The government has increased the kharif MSP by up to Rs 452/quintal, with the highest increases in pulses and oil seeds.


Because their local output is low and worldwide prices have risen, the Centre is attempting to persuade farmers to switch from paddy to these crops.

The Central government increased the Minimum Support Price (MSP) of kharif crops by an average of 3.7 percent for the 2021-21 crop season (July-June) compared to the previous year, with pulses and oilseeds receiving the highest rise to encourage farmers to switch from paddy.

The significantly bigger increase in MSP for kharif pulses and oilseeds comes at a time when both commodities’ prices are substantially higher than last year due to limited output and a rise in international rates.

The MSP for ordinary grade paddy, the most important cereal harvested during the kharif season, has been enhanced by a modest Rs 72 per quintal to Rs 1940 per quintal. (See graph)

“From a strategy standpoint, using MSP as a tool to encourage farmers to switch from water-guzzling paddy to more in-demand pulses and oilseeds is a good idea, but experience shows that the transition is not easy because the climatic conditions required for growing paddy are vastly different from those required for growing tur or urad,” says the author. Former Director of the International Food Policy Research Institute for South Asia, Pramod Kumar Joshi

While paddy is cultivated in high rainfall areas or in well-irrigated portions of the country, tur and urad are cultivated in areas where rainfall is low and irrigation is limited, according to Joshi, who recently served on the Supreme Court’s three-member high-powered panel on the three agriculture acts.

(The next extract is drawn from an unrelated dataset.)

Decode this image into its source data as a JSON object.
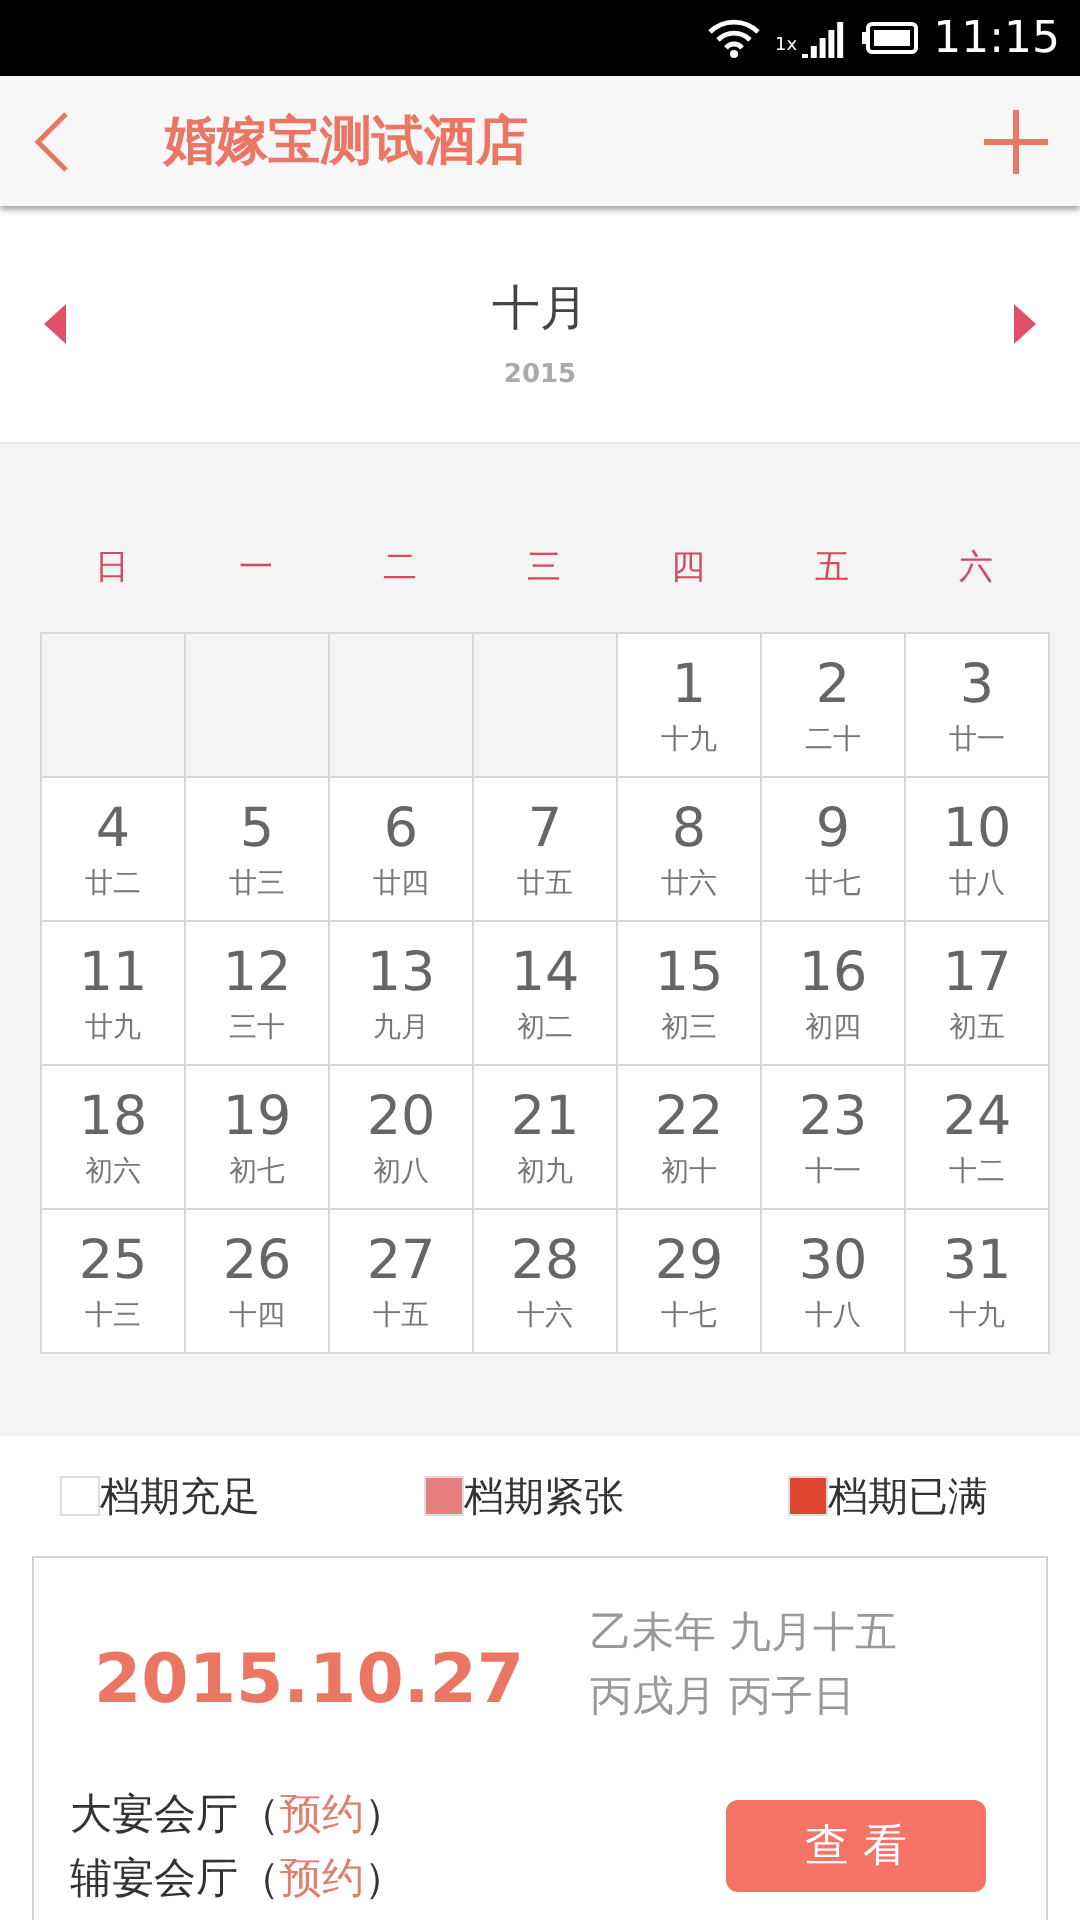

“I believe MSP can encourage farmers in places where tur and urad are cultivated to expand their crop areas, but it will not encourage paddy growers to switch to these crops because the climatic requirements for growing both are completely different,” Joshi added.

The Centre, on the other hand, is optimistic, stating that differential compensation between crops is intended to encourage crop diversification.

A precise plan for both area expansion and productivity development for tur, moong, and urad has been established, according to the official statement, under which all available high-yielding kinds of seeds would be supplied free of charge to increase area.

“In the case of oilseeds, a specific kharif programme has been developed that will bring an additional 0.63 million hectare of land under oilseeds and is expected to generate an additional 12.02 million tonnes of oilseeds and 2.43 million tonnes of edible oils,” according to the statement.